Последний, жестокий подарок от моего же сознания. Красивый концерт перед тем, как лампочка наконец треснет и погаснет.

И тогда… тогда выходит, он победил. По всем статьям. Не сбежала. Не выжила. Сдохла. Одна. На грязном полу в квартире, которая даже не наша, а съёмная. И даже предсмертные грёзы – не о маме (я её не помню), не о друзьях (их никогда не было), а о какой-то певице с плаката над кроватью. Которая в жизни не узнает, что какая-то Лия из Гэри умерла, прижав к груди её криво вырезанную фотографию.

Это логично. Так и должно быть. Потому что люди вроде Билли не существуют в одной реальности с людьми вроде меня. Это закон. Мечта не спасает. Она приходит слишком поздно, как музыка из соседней квартиры, когда у тебя уже разбита голова и нечем дышать. Красивая, да. И совершенно бесполезная.

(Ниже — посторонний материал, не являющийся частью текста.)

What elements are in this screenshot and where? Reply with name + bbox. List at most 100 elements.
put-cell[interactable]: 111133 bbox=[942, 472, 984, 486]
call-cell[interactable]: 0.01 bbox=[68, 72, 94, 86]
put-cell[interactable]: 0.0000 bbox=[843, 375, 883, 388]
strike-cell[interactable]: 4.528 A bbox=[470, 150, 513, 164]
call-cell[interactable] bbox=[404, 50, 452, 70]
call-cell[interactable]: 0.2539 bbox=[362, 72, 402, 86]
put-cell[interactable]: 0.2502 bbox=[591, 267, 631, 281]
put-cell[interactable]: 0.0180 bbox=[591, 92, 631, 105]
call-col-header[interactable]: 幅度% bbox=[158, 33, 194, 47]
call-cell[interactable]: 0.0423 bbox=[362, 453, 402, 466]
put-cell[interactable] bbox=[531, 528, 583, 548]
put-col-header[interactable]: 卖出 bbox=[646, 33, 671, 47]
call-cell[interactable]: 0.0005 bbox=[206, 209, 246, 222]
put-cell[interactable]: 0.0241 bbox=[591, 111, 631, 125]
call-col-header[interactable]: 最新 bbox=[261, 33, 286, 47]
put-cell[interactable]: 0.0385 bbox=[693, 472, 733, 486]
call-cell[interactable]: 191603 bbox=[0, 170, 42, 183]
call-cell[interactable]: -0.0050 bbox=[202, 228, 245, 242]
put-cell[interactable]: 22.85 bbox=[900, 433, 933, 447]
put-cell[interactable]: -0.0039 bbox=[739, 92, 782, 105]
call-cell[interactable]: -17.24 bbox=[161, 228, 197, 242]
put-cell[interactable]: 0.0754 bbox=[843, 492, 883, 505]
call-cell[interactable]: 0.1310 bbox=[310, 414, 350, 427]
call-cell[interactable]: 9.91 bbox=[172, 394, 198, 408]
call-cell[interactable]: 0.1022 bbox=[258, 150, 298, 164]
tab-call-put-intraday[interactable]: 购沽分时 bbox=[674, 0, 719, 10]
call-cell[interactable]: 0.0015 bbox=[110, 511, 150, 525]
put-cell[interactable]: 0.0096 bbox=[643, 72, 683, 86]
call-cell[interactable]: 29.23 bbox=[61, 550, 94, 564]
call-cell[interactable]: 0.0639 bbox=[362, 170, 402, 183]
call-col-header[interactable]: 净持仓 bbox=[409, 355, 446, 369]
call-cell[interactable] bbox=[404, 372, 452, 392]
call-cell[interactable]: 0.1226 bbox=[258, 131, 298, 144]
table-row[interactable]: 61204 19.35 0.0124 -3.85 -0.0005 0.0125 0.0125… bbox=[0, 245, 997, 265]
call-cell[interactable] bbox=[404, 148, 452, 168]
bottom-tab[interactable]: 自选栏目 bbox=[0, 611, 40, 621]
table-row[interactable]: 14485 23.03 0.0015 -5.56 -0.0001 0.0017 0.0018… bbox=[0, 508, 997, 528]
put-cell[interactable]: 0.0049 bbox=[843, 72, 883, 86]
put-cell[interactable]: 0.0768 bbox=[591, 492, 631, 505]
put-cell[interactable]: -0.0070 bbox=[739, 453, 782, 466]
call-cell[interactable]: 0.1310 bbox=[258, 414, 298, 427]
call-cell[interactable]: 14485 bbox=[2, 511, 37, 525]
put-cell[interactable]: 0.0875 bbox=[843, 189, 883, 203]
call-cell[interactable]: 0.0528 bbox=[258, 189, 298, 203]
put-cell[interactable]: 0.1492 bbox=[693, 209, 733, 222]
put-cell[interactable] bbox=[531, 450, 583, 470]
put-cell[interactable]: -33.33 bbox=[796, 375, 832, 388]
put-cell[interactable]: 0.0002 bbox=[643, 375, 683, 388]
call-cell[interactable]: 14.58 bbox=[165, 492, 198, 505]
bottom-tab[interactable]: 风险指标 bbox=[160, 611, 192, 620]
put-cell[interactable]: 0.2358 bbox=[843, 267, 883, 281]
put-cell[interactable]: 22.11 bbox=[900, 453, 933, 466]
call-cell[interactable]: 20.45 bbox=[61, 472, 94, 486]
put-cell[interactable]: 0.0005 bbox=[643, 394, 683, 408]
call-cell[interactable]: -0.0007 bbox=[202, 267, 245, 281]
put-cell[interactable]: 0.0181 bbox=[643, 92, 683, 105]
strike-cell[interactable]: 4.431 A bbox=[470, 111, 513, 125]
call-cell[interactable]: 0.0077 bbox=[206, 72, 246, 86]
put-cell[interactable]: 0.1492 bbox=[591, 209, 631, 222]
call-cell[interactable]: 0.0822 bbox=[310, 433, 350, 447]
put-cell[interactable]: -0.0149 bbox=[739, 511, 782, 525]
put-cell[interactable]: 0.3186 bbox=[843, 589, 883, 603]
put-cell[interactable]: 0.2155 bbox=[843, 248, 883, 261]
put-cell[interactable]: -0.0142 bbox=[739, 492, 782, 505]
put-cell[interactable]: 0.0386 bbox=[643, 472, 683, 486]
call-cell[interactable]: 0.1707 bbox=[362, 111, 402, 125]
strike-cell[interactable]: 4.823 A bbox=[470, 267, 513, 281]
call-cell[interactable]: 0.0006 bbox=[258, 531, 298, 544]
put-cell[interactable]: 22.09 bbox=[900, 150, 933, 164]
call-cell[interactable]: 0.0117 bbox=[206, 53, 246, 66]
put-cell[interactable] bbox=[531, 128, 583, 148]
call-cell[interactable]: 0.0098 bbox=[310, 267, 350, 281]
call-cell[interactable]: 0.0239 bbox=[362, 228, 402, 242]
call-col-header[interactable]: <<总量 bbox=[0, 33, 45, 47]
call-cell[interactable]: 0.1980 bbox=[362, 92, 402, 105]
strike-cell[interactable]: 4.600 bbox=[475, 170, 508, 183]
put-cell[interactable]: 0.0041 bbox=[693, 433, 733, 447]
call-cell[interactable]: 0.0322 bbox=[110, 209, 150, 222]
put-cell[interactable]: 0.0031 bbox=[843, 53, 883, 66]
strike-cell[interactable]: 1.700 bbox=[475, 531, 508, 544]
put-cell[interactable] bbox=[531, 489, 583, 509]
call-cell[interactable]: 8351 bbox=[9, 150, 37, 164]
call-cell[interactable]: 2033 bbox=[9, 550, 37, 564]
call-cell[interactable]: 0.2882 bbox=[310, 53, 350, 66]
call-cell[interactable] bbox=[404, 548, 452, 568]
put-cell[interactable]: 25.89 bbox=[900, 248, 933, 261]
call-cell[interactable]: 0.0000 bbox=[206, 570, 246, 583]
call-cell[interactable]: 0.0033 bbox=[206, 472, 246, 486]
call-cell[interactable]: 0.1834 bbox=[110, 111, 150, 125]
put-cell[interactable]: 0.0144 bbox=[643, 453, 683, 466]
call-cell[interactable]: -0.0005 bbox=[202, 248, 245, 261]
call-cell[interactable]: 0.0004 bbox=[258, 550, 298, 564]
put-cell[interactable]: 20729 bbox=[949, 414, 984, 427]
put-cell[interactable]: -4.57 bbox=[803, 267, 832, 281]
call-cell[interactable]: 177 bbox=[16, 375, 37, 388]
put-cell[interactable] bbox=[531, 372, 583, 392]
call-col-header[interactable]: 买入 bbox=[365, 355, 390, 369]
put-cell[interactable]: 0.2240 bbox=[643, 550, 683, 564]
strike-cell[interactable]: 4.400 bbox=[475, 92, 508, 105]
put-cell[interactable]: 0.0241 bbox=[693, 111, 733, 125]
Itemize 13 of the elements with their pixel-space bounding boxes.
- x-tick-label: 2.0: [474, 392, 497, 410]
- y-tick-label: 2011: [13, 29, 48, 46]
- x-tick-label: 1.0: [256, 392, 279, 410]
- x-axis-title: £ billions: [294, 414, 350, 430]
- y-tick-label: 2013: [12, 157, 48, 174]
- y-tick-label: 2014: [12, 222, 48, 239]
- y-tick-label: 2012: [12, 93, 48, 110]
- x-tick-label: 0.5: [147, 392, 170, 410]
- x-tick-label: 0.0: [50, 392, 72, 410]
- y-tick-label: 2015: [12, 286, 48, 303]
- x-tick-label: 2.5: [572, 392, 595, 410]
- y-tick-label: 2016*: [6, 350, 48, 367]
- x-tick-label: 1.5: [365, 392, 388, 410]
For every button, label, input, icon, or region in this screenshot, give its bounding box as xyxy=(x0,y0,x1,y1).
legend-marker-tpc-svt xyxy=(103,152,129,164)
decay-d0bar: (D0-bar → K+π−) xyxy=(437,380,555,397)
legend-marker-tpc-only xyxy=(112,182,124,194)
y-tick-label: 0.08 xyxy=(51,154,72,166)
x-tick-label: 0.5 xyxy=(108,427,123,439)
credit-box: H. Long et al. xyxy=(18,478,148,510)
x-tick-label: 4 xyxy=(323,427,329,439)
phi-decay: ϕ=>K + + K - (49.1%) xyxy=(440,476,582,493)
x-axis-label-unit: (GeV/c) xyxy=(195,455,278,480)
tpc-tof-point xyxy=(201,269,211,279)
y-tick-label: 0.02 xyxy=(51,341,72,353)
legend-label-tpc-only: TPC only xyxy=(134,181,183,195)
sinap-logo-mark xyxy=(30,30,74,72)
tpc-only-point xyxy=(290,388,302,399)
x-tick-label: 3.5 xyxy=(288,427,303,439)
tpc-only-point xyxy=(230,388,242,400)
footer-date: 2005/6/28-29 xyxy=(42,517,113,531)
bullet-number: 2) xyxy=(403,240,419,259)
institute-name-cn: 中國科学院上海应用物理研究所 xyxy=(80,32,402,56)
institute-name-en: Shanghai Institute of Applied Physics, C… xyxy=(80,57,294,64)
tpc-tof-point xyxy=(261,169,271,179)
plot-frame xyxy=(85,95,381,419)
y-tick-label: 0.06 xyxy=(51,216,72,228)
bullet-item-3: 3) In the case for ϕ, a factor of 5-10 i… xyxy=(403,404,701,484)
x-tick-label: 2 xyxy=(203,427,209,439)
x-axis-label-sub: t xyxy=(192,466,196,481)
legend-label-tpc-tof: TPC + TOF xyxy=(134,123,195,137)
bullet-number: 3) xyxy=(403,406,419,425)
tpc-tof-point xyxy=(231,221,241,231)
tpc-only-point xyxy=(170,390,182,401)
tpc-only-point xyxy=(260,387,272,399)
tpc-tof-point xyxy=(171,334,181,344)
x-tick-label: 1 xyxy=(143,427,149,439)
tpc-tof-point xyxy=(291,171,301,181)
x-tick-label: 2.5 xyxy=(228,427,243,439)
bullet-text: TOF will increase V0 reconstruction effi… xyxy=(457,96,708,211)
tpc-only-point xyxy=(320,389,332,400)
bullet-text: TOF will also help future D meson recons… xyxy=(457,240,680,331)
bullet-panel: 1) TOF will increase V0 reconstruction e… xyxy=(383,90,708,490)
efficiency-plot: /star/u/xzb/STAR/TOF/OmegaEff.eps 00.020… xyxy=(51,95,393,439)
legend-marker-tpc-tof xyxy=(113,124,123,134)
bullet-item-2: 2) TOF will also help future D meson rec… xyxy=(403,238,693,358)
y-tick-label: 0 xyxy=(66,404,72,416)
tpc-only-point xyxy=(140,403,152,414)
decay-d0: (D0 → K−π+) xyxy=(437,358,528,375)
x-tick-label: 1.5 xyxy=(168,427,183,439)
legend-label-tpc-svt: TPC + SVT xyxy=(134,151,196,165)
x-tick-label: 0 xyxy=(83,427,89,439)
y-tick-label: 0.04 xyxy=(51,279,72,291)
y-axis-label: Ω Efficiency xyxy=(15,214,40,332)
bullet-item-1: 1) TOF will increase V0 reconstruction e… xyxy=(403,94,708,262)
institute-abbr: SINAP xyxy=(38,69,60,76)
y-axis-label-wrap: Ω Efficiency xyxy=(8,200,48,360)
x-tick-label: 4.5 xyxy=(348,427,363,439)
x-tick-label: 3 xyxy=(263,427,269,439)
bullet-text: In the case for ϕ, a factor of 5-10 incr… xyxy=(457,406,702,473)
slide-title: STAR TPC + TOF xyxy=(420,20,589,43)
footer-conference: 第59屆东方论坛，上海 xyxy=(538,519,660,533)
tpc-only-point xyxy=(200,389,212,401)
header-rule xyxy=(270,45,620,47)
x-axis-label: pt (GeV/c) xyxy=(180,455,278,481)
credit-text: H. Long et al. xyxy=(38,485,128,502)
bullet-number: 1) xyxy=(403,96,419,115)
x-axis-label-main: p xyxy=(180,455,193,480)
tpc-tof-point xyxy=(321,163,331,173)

Третьего не дано. Или сумасшедшая спасительница в этом ярком сне. Или сумасшедшая умирающая в холодной реальности.

Выбирай, Лия. Выбирай, во что тебе верить страшнее.

Дверь открылась беззвучно, и в проёме показалась она. Билли. Непричёсанная, с тёмными волосами, торчащими в разные стороны, в просторной футболке с потускневшим принтом какой-то группы. На её лице читалась мягкая, сонная довольность – то выражение, которое бывает у людей, не обязанных никуда бежать с самого утра.

– Доброе утро… – она зевнула, прикрыв рот ладонью. – Тут это… Полдень на носу, а ты всё ещё в кровати. Вставать собираешься?

– Д-да… Сейчас… – Лия автоматически сбросила одеяло и вскочила на ноги, приняв почти строевую стойку.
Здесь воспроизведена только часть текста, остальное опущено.